Edinburgh Fringe 2014
Recovered anorexic and unabashed attention seeker, Helen Duff can’t help making light of heavy issues. Biting back at the stigma and silence surrounding anorexia, Vanity Bites Back is a personal take on a parasitic illness.
Yes this is a comedy about anorexia,
Anorexia is sadly still a rather taboo subject, so it is wonderful to find a show which seeks to open up a conversation about an issue that gains strength from silence. Proving once and for all: skeletons are far too funny to be kept in your closet.
A deep muffled voice calls from backstage,a tall,slender elegant woman bounces out to greet us,the warm and bubbly Jill (Helen Duff) , a somewhat 1950’s Stepford house wife.
We are welcomed to observe a pilot episode for Jill Granger’s Cooking Show, wit is passed out as freely as the biscuits.
“So ,Lets Get Cooking with Jill” she exclaims. Jill shuffles around the stage collecting utensils to bake her famous cheesecake, comparing herself to Nigel la Lawson, emphasising to the audience that she sees herself as food, indulgent and decadent. Her bubbly banter distracting the audience with ‘normality’, while her physical choices manifest the disturbing signs of a dangerous relationship with the enemy, food.
We watch Jill obsessively and meticulously collect biscuit crumbs from the bench in front of her, the attention to detail in this moment was disturbing.
This elegant, doll-like woman, whom greeted us has begun to dissipate, the paranoia of the audiences gaze sets in " Id like you to stop looking at me now" she asks, Helen Duff performs this gentle decent quite superbly. Through the duration of this episodic show, we are pulled to the depths of this woman’s frosted sadness, a sugar coated struggle with all the trimmings.
Just the tonic at caves, is an unusual venue , the damp surrounding and minimal lighting making it a challenge for any performer, not to mention the padded red roof, makes you feel like you’re stuck inside a coffin. This does not detract from the performance however, duff incorporates the obscurity of the venue into her storey.

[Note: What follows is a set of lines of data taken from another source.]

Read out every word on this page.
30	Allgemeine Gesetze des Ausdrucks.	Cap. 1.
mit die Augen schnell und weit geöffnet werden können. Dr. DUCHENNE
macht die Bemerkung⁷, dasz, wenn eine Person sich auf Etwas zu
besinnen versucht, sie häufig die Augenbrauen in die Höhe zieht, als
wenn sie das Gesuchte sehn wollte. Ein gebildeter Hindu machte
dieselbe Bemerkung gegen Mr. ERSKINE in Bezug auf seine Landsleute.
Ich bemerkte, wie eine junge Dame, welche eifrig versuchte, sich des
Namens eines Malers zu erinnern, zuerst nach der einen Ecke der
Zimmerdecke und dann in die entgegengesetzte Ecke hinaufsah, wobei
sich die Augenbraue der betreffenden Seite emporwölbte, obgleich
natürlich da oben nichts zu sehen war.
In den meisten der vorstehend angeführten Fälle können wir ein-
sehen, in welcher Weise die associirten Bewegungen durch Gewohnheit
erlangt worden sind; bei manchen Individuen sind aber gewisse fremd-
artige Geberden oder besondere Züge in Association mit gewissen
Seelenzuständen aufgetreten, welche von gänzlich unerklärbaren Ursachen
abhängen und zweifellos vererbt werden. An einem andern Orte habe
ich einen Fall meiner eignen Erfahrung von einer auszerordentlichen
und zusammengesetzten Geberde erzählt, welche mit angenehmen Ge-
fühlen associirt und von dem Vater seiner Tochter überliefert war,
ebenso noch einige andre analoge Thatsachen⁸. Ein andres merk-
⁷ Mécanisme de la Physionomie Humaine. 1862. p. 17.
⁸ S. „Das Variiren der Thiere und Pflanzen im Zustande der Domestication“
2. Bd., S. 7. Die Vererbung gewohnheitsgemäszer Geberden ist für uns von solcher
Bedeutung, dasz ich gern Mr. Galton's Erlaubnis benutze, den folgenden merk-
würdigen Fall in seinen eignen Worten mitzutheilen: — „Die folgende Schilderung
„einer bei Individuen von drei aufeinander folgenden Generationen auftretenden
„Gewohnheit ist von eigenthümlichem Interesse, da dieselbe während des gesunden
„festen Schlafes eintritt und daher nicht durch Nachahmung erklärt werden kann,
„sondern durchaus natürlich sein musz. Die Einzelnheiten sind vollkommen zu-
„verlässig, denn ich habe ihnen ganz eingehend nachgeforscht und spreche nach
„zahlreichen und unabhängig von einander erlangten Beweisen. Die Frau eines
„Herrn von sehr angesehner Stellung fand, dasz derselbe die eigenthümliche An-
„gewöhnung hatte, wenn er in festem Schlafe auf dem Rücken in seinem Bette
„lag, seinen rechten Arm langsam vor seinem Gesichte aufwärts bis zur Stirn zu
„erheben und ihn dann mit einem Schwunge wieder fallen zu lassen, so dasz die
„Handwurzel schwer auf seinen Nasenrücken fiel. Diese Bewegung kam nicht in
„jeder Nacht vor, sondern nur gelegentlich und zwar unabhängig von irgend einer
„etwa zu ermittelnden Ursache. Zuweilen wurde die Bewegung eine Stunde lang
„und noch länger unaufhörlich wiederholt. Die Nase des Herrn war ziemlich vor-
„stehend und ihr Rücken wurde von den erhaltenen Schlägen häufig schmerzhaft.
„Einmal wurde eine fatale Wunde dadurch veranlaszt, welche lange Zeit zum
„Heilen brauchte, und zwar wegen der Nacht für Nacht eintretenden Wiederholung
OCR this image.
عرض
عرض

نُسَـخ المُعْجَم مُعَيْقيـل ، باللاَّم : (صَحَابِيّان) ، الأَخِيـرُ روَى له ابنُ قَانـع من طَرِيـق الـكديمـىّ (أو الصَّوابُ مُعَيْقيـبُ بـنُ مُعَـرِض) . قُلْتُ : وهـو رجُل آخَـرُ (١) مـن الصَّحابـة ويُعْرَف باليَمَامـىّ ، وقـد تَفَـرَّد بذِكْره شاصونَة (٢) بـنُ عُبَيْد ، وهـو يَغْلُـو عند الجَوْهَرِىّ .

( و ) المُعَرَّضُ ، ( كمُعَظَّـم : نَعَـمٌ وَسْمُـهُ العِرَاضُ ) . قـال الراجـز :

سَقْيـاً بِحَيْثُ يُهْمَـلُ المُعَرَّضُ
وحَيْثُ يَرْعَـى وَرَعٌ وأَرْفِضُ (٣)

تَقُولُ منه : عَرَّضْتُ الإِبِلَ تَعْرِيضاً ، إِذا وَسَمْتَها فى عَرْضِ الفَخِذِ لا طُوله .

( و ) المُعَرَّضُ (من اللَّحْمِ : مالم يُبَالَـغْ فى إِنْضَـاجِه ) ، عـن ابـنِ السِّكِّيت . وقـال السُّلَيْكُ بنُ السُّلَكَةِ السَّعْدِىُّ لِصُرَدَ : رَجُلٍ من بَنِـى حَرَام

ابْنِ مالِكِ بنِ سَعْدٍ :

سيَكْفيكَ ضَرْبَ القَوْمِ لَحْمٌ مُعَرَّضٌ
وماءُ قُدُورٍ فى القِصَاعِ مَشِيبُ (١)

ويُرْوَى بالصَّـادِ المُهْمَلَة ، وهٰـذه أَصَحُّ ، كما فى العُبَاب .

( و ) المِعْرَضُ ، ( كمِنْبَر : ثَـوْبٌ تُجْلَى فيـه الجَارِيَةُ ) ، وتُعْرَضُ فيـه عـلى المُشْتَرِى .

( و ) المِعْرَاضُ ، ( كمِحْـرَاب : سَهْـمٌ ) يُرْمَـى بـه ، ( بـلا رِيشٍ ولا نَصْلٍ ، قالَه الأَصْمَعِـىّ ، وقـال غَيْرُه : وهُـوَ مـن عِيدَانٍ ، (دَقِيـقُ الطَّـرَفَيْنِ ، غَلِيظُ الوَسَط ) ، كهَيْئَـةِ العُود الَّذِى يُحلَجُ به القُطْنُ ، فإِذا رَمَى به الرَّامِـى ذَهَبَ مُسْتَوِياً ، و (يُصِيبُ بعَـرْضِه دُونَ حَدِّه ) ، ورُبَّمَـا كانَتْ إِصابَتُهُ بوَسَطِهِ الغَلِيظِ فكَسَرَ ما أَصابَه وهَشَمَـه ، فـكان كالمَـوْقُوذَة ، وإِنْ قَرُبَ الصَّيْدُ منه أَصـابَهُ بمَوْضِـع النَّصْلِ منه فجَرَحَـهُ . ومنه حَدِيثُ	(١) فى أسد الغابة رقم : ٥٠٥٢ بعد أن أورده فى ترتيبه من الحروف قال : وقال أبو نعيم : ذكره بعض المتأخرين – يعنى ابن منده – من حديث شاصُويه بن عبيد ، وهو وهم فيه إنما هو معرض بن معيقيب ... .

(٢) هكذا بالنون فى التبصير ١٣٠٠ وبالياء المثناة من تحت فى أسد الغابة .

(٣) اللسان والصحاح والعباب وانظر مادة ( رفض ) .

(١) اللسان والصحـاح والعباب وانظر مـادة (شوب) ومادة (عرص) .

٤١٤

This is a true and personal account of a very serious struggle, and Duff has done so in such a way that keeps her audience intrigued, and empathetic to a problem that often falls on deaf ears.
The characters weaknesses and the vulnerability of this storey had me welling up, although Helen is also her own comic relief, just when you think “its time to cry” , you erupt into a belly laugh, only to think quickly – “No, wait! That’s not funny! Don’t laugh”
For a show which finds its charm in surprise and what I’m sure is primarily improvised, I found that these scenes often distracted from the wonderful rhythm that was being established, losing the audience’s attention. I believe the performance could benefit from less of these lapses in structure.
There were also several sound and technical choices that seemed odd, (intentional mistakes) of which I also found did not contribute to the overall performance.
Minor criticisms and slight shames aside, this a cleverly thought out script with heart. On leaving the show I felt thoroughly entertained, Helen Duff is a very talented storey teller, a clown, comedian and Actress rolled into one charming , wide eyed bundle of talent.
I highly Recommend Vanity Bites back to anyone looking for powerful new writing, where you’ll surely get your cake and eat it too.